Early in the week Jordanian soldiers, roused by Israeli claims to parts of Mt. Scopus, a hill commanding Jerusalem, occupied a house in the disputed zone. When
Israelis demanded that they withdraw, two Canadian members of the U.N. Truce Supervision Organization, Major George Flint and Major Marcel Breault, went forward to investigate. Both were injured when they touched off an anti-personnel mine left over from 1948 war days. Next day shooting broke out on a nearby hillside where the Israelis had set newcomers to terracing farmland a few yards from the Jordan border. The U.N.'s Lieut. Colonel Erik Helge Thalin, a Swede, and Major Miller Envit, a Dane, jeeped forward to check on the shooting. A Jordan villager, enraged over the recent death of a near relative, opened fire with a Sten gun and seriously wounded Colonel Thalin. Three days later Svend Rasmussen, a Danish radio technician, was killed by an anti-vehicle mine laid on a frontier path used only by U.N. observers.

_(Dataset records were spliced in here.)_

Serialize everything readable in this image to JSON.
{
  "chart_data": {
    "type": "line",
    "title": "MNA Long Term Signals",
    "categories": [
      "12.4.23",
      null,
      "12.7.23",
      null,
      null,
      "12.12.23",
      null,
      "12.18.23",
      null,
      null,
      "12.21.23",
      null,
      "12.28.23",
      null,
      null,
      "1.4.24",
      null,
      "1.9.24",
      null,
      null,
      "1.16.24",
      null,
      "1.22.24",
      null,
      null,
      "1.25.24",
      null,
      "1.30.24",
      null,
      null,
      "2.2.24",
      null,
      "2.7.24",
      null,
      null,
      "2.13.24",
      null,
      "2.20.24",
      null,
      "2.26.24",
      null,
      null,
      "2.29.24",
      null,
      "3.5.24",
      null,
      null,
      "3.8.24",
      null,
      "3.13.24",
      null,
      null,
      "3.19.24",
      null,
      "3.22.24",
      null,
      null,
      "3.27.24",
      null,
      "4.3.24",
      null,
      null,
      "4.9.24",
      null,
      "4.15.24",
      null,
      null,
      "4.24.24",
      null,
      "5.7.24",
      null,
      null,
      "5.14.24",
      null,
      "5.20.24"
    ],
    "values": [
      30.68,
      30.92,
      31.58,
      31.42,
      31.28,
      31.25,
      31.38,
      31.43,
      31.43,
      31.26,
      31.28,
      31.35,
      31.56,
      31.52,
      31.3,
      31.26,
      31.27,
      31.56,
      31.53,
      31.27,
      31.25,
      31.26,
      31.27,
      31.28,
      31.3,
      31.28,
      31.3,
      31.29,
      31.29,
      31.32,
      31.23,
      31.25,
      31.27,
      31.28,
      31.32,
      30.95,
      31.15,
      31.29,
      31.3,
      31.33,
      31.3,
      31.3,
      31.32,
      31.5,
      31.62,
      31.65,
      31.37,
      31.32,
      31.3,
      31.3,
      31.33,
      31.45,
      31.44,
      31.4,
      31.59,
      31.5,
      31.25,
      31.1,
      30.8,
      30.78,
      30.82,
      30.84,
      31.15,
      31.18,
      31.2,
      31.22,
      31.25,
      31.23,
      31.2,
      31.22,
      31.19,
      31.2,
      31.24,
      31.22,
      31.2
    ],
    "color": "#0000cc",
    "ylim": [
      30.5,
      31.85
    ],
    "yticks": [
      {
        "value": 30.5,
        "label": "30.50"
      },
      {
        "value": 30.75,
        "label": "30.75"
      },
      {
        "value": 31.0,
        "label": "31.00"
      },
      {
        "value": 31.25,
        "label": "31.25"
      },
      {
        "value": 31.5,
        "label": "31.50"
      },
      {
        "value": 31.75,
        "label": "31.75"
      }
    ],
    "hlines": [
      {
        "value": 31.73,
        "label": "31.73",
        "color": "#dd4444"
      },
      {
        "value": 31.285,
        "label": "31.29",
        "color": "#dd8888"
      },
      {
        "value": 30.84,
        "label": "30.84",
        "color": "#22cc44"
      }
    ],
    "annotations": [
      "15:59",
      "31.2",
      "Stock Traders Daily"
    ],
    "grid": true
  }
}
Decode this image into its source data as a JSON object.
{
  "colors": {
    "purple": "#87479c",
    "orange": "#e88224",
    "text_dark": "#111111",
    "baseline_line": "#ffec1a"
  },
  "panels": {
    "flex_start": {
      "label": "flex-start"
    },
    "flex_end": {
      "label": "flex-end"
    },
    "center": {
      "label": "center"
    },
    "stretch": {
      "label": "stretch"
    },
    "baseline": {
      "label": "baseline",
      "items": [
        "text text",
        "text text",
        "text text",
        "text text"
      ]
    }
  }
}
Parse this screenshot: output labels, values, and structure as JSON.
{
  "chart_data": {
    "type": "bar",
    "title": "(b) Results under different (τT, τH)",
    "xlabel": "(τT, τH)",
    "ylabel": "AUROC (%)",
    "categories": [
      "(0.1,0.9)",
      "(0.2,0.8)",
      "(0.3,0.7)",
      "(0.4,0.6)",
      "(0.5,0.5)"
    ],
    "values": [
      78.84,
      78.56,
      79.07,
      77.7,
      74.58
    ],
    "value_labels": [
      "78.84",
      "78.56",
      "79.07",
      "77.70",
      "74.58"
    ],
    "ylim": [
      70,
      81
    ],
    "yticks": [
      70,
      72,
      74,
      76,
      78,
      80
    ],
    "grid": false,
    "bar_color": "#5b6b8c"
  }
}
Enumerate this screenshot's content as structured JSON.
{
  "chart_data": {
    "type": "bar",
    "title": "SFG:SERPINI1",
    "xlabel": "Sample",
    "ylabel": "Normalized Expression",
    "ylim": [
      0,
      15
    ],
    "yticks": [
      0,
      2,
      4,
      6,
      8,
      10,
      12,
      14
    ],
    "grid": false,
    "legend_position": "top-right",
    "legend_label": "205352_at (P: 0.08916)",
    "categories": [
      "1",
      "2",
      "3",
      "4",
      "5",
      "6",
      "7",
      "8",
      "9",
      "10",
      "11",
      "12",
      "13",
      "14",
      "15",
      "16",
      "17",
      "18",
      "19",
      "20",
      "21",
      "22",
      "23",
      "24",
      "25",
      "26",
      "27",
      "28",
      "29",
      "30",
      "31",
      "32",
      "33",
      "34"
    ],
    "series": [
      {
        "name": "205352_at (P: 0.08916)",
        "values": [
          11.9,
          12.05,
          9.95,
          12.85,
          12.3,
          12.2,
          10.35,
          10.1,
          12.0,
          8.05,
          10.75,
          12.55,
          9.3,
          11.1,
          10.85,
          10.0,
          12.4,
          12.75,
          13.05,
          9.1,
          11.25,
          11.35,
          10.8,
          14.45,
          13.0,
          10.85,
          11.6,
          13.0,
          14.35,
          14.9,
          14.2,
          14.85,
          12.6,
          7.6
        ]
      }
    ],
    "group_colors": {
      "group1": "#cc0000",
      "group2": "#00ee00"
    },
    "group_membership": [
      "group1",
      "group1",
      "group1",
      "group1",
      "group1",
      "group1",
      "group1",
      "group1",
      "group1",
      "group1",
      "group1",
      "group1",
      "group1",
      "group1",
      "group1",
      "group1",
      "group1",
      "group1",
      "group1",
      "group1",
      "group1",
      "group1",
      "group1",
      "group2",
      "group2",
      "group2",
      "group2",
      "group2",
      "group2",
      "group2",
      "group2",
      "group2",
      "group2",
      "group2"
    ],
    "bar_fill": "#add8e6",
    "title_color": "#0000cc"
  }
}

Oddly enough, these were the first U.N. casualties since the 1949 truce. But the lot of the U.N.'s 60 unarmed policemen on the world's hottest frontier has never been a happy one. Lonely, unloved, powerless, they keep round-the-clock watch in border dugouts, alert for mischief and ready to radio their chief, Canada's Major General Eedson L. M. Burns, in case of trouble. Their cars have been burned and stoned. They have come under fire that they swear was not accidental. They have been ignored. When the Israelis staged their big El Auja raid last year, they first locked up the whole U.N. Egyptian-border team at their Beersheba headquarters. But it is from the observers' reports that General Burns has been able to judge and warn against incidents in which governments themselves might be involved and responsible. To a man, they believe that but for their presence, war would have broken out in Palestine long ago.